Молодёжь очень тянулась к нему, и сам Анатолий Иванович был всегда готов помочь материально и советом, щедро дарил всем вокруг свои этюды и картины. Однажды устроил пир на весь мир, пригласив всех художников на свой юбилей в ресторан, молодых и старых, знакомых и незнакомых, невзирая на ранги и звания. «Такого внимания и размаха наше племя ещё не видело», — вспоминают художники Риф Абдуллин и Виктор Шарафутдинов, теперь сами ведущие педагоги института искусств. — Это был светлый, добрый, но и острый на язык человек, не выносивший любой фальши».

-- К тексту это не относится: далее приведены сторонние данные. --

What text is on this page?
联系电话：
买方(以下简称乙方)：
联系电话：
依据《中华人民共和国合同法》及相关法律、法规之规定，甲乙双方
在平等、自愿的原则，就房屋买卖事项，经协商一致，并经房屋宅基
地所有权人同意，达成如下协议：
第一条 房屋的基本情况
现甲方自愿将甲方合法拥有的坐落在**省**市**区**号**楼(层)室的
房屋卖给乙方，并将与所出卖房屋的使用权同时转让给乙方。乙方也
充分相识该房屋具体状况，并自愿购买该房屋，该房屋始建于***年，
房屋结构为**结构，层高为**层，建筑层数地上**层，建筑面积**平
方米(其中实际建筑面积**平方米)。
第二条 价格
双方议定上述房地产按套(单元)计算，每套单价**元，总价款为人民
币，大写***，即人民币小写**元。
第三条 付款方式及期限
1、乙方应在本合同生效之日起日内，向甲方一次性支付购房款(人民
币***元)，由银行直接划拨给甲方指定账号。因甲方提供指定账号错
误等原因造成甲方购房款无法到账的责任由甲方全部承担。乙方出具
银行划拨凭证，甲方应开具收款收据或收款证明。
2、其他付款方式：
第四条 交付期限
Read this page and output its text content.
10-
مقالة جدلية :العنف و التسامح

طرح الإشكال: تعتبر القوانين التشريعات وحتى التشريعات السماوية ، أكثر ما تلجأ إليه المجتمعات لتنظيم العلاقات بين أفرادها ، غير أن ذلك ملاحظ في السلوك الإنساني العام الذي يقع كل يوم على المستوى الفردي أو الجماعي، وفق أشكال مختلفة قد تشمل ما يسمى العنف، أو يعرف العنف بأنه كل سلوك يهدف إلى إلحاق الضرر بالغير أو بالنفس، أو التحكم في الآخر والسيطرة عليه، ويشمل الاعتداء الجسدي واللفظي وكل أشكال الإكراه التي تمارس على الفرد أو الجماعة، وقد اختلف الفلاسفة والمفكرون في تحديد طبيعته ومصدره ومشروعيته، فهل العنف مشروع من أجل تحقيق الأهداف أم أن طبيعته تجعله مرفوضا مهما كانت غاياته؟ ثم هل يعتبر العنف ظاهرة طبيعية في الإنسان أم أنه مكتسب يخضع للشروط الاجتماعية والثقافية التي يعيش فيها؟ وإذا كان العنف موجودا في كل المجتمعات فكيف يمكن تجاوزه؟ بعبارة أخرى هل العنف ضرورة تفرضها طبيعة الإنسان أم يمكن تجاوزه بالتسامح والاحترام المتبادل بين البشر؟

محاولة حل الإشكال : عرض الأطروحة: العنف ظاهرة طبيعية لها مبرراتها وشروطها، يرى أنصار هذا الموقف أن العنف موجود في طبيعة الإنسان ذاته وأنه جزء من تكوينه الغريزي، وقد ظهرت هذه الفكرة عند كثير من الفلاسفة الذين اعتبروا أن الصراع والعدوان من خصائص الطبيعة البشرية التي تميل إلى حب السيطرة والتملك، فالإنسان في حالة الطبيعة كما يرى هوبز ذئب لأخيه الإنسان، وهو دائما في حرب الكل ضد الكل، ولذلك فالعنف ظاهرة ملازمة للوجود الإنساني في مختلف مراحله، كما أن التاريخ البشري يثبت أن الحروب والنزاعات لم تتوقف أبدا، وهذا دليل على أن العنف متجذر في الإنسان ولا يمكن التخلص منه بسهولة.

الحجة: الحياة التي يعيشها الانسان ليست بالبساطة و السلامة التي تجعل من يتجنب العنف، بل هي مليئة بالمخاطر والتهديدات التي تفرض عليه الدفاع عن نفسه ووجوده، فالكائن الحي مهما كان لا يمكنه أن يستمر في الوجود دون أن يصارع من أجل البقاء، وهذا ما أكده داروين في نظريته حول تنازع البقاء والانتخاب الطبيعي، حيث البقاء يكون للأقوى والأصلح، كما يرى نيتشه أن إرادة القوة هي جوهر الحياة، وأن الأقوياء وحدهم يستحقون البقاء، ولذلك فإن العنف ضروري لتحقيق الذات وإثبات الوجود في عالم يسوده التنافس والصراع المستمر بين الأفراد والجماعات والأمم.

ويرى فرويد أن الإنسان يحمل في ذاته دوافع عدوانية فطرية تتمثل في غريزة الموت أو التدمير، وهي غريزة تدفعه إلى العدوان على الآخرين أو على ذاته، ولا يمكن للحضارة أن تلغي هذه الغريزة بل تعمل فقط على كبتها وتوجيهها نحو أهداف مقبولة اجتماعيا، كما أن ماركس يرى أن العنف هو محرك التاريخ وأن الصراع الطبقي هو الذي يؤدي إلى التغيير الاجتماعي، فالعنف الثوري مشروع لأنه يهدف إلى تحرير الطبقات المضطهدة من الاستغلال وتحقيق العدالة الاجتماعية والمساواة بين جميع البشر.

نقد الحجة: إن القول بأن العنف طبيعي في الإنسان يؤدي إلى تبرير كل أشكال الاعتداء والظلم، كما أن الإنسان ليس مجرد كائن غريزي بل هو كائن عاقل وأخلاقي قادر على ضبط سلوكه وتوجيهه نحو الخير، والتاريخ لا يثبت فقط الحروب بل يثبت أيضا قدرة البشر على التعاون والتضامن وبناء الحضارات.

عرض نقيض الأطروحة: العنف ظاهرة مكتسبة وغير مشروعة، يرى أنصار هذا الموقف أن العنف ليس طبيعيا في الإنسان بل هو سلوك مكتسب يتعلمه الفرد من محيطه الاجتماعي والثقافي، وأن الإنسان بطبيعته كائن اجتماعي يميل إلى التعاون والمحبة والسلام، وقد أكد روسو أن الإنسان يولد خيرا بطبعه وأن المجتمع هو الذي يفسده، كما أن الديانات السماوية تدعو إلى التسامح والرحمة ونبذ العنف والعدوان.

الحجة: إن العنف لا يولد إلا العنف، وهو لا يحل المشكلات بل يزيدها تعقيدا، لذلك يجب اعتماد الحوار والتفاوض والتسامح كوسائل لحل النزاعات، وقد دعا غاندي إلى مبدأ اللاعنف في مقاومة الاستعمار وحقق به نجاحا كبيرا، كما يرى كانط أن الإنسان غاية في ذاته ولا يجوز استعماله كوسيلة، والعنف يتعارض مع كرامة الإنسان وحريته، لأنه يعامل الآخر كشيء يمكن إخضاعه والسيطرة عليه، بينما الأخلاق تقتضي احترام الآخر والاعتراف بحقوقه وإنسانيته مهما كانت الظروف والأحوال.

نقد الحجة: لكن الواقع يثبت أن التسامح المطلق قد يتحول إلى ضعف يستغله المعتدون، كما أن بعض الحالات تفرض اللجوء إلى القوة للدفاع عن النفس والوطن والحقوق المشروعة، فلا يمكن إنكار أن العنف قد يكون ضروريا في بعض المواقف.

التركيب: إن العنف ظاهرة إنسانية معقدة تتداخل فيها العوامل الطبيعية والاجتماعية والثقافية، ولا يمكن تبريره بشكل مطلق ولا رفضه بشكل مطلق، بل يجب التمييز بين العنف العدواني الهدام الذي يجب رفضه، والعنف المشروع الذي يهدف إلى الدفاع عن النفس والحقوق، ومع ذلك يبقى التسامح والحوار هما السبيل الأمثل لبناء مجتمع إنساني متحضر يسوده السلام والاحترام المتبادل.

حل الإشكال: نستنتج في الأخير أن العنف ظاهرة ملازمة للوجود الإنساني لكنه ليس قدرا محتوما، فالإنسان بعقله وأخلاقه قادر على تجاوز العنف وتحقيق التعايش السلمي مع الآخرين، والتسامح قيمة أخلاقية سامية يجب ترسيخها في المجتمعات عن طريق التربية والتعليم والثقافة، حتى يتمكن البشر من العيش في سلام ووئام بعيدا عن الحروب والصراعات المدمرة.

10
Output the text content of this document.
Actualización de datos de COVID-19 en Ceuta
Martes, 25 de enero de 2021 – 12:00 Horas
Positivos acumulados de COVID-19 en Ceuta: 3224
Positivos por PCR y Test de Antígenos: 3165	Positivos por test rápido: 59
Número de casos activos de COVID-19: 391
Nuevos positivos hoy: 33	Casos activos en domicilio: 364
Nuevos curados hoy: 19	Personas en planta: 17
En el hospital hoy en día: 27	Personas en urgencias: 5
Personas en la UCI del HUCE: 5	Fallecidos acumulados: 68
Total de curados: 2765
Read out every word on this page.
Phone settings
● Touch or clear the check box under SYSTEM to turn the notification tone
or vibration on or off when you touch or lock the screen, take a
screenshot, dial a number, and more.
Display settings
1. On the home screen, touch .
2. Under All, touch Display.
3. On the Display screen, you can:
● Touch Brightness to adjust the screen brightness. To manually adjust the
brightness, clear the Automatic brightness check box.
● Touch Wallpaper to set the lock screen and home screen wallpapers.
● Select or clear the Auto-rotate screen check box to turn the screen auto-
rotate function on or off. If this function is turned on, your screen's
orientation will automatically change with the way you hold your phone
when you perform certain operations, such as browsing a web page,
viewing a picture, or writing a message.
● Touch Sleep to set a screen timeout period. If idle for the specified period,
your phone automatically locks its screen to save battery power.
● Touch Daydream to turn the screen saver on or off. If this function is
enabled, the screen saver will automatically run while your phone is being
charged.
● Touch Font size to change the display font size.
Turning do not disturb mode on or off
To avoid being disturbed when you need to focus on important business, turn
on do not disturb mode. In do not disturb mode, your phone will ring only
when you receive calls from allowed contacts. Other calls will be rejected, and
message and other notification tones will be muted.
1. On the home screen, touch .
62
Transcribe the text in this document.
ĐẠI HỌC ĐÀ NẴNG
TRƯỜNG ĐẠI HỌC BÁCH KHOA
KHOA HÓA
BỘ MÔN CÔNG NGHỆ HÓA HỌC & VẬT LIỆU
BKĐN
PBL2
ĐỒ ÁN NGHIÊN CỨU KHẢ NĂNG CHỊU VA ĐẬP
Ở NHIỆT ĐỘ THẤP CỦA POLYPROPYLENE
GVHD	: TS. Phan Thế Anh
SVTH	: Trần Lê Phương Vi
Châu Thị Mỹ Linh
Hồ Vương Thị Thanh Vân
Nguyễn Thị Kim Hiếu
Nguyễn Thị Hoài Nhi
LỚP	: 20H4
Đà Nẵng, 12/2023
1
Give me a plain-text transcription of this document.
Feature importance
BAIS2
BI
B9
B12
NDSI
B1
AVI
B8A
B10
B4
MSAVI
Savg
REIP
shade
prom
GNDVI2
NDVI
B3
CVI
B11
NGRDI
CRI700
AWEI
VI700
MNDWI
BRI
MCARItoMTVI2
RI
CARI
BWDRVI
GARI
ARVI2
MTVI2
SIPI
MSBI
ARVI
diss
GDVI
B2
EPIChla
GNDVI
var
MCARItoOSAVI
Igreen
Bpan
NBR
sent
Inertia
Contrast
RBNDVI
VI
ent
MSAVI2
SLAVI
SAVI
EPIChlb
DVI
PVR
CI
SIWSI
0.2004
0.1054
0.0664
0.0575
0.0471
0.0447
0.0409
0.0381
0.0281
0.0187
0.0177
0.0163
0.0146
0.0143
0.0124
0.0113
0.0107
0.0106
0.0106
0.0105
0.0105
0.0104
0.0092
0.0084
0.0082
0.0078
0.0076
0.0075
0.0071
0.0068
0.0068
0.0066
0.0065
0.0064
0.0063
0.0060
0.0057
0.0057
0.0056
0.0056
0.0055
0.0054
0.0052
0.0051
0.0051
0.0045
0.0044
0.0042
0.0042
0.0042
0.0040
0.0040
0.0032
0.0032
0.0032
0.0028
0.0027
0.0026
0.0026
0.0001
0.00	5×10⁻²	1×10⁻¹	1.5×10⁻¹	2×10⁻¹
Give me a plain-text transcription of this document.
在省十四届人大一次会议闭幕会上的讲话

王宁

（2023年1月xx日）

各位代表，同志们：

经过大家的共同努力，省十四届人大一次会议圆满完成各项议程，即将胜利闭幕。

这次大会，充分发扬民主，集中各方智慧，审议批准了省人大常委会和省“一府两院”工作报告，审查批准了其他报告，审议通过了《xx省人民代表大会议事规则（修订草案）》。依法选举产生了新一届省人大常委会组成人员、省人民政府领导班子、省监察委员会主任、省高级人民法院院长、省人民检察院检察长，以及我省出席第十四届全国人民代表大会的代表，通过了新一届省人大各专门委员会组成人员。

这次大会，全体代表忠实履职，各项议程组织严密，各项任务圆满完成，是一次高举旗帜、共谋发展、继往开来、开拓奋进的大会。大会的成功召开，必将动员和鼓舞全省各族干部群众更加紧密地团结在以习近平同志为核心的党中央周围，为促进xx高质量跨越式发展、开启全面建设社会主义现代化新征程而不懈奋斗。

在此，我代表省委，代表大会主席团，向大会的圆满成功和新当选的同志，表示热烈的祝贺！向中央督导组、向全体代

«Русская культура для него была неразрывно связана с историей христианства» пишет М. Платонова. Он не был религиозным человеком, но проявлял большой интерес к истории изобразительной и архитектурной культуры Руси. Поездки по стране выливались в серии пейзажей среднерусской красоты, где почти всегда были храмы, церковки, уральские и прибалтийские улочки и соборы. Он описал неброское обаяние Торжка, великолепный Ферапонтов монастырь с его шедеврами, росписями и сводами, церковь Покрова на Нерли, наблюдая, как изменчив её характер в разное время суток и сезонов года, как прекрасна она с разных ракурсов. В. Шарафутдинов вспоминает, как однажды Платонов на несколько месяцев неожиданно исчез, вроде поехал навестить приятеля в Вологду, и появился так же неожиданно с большой серией вологодских пейзажей, поразивших окружающих морозно-хрусткой, своеобразной красотой русского Севера.
«Его пейзажи затрагивают зрителя своей мелодичностью, — замечает искусствовед Валентина Мефодьевна Сорокина. — Они полны нюансов чувств, цвета, света, способных передать трепетную жизнь природы… В основе его творчества — традиции русской пейзажной школы». Оттого так хорошо, покойно и уютно было работам А. И. Платонова в славном тюлькинском «домике у обрыва», в домике, не терпящем фальши.